The digitalization of clinical reports and the ever-growing usage of electronic health records make possible the collection of huge amounts of data. This data can be used to explore strategies to come in aid of both the patients and the clinical personnel, in terms of inference tools that could hint diagnostic decisions in a relevant manner, or as a general research pool. This project specifically makes use of reports of Computed Tomography Scans of patients with metastatic breast cancer. The aim of the thesis is to explore methods for multi-label text classification. The reports of interest are classified with a varying number of tags, depending on the location of the metastasis inferred from the report, that comes in the form of a free text description. To address this problem, I used a set of algorithms, namely logistic regression (multinomial and one-vs-rest), k-Nearest-Neighbors (with 'uniform' and 'distance' weight), Multi-k-Nearest-Neighbors, and Support Vector Classifier; these algorithms were fed with different types of word embeddings (TF-IDF and doc2vec). Moreover, the fastText library was explored in its integrated word embedding and text classification capabilities. At last, I used Fast-Bert, an open-source extension of Google's BERT to specifically perform text classification. The results were not satisfying, due to the small size and the high class imbalance of the dataset. However, the investigation of different techniques has shed light to the promising possibilities of some of the strategies used.

Dr. Costantino Pacilio
Title: "Multioutput regression of noisy time series using convolutional neural networks, with applications to gravitational waves"
Supervisors: Prof. Luca Heltai (SISSA), and Prof. Enrico Barausse (SISSA)

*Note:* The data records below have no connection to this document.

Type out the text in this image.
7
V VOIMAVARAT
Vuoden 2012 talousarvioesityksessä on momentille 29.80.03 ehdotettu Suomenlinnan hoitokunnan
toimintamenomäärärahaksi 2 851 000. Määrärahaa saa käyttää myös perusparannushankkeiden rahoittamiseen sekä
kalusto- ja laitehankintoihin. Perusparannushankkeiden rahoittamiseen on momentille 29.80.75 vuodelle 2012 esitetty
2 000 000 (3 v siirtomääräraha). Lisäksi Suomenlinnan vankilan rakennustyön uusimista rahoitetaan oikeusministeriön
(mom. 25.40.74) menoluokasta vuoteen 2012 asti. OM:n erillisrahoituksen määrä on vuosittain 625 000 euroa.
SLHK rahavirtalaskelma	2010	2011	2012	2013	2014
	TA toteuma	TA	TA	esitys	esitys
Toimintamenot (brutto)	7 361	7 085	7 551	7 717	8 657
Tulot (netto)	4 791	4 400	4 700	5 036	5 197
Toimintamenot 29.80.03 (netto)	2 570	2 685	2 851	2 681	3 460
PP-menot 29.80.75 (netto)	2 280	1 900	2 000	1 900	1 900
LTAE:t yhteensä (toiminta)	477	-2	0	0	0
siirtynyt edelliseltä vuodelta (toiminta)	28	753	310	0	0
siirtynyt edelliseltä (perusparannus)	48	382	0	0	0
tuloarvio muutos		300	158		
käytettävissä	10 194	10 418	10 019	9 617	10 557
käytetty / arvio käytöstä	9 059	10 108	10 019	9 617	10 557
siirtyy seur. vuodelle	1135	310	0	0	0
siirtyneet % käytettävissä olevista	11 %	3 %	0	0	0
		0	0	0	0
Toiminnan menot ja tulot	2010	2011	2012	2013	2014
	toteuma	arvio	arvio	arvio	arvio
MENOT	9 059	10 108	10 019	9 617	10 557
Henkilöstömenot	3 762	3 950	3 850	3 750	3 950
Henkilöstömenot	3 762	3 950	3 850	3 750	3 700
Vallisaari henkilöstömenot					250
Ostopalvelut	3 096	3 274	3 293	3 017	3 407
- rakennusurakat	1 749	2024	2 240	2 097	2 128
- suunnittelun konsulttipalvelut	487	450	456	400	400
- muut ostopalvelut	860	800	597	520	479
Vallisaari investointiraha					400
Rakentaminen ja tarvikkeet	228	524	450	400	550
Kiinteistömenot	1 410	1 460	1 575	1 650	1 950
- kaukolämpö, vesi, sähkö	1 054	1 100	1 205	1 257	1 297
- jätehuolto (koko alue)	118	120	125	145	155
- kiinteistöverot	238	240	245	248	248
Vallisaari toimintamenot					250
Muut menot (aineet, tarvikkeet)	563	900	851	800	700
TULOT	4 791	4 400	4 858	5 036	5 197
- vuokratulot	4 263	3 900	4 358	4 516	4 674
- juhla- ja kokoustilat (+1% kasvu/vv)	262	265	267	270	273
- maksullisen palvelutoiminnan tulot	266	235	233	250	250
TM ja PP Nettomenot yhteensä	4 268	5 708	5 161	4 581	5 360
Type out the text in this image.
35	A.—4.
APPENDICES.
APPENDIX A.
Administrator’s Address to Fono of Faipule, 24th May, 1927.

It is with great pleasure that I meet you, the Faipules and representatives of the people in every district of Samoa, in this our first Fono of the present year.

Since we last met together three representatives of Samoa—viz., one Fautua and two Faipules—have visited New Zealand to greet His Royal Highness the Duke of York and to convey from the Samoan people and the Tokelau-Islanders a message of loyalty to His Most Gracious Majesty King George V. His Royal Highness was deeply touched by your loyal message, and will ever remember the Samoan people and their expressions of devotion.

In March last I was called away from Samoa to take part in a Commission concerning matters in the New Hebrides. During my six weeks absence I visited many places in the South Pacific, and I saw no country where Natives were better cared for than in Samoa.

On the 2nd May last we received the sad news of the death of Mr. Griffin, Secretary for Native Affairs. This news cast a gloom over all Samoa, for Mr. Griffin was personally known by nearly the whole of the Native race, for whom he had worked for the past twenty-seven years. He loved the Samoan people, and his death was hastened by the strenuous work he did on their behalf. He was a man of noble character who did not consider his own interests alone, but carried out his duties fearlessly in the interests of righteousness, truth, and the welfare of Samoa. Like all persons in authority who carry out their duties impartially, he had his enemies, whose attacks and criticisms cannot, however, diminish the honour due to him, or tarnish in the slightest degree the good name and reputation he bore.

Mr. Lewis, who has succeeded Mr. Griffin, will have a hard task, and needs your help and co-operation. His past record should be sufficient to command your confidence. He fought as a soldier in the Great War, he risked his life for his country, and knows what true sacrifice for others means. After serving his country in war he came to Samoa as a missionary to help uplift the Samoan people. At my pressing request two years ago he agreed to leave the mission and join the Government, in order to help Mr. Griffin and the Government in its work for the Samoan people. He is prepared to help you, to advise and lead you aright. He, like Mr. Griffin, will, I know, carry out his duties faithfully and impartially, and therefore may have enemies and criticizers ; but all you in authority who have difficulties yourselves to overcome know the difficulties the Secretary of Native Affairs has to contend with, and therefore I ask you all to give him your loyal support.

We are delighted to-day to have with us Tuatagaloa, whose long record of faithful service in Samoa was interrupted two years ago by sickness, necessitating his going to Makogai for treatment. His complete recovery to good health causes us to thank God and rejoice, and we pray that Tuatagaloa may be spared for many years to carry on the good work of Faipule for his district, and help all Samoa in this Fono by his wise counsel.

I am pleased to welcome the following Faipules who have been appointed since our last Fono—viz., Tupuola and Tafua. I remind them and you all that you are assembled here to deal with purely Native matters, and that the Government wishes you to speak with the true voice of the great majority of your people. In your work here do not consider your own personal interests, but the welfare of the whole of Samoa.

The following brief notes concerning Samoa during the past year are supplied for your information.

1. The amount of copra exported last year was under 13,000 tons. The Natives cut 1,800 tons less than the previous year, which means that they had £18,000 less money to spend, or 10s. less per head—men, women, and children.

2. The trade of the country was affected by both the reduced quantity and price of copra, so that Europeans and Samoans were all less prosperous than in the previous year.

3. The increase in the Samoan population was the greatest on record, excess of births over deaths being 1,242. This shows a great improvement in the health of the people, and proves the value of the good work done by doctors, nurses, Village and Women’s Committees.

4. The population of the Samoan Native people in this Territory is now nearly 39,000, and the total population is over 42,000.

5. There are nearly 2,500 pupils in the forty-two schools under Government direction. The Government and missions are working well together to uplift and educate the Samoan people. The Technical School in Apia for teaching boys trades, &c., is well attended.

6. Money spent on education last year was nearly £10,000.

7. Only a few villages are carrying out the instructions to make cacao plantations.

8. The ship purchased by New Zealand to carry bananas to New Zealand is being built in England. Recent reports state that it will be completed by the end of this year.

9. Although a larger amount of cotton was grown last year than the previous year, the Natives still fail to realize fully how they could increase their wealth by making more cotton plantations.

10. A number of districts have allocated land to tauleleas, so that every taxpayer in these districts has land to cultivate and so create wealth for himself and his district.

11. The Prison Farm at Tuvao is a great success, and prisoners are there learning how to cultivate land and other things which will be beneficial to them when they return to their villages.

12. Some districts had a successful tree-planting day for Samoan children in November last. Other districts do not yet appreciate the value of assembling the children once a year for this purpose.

In this thesis I implement a deep learning algorithm to perform a multioutput regression. The dataset is a collection of one dimensional time series arrays, corresponding to simulated gravitational waveforms emitted by a black hole binary, and labeled by the masses of the two black holes. In addition, white Gaussian noise is added to the arrays, to simulate a signal detection in the presence of noise. A convolutional neural network is trained to infer the output labels in the presence of noise, and the resulting model generalizes over many order of magnitudes in the noise level. From the results I argue that the hidden layers of the model successfully denoise the signals before the inference step. The entire code is implemeted in the form of a Python module, and the neural network is written in PyTorch. The training of the network is speeded up using a single GPU, and I report about efforts to improve the scaling of the training time with respect to the size of the training sample.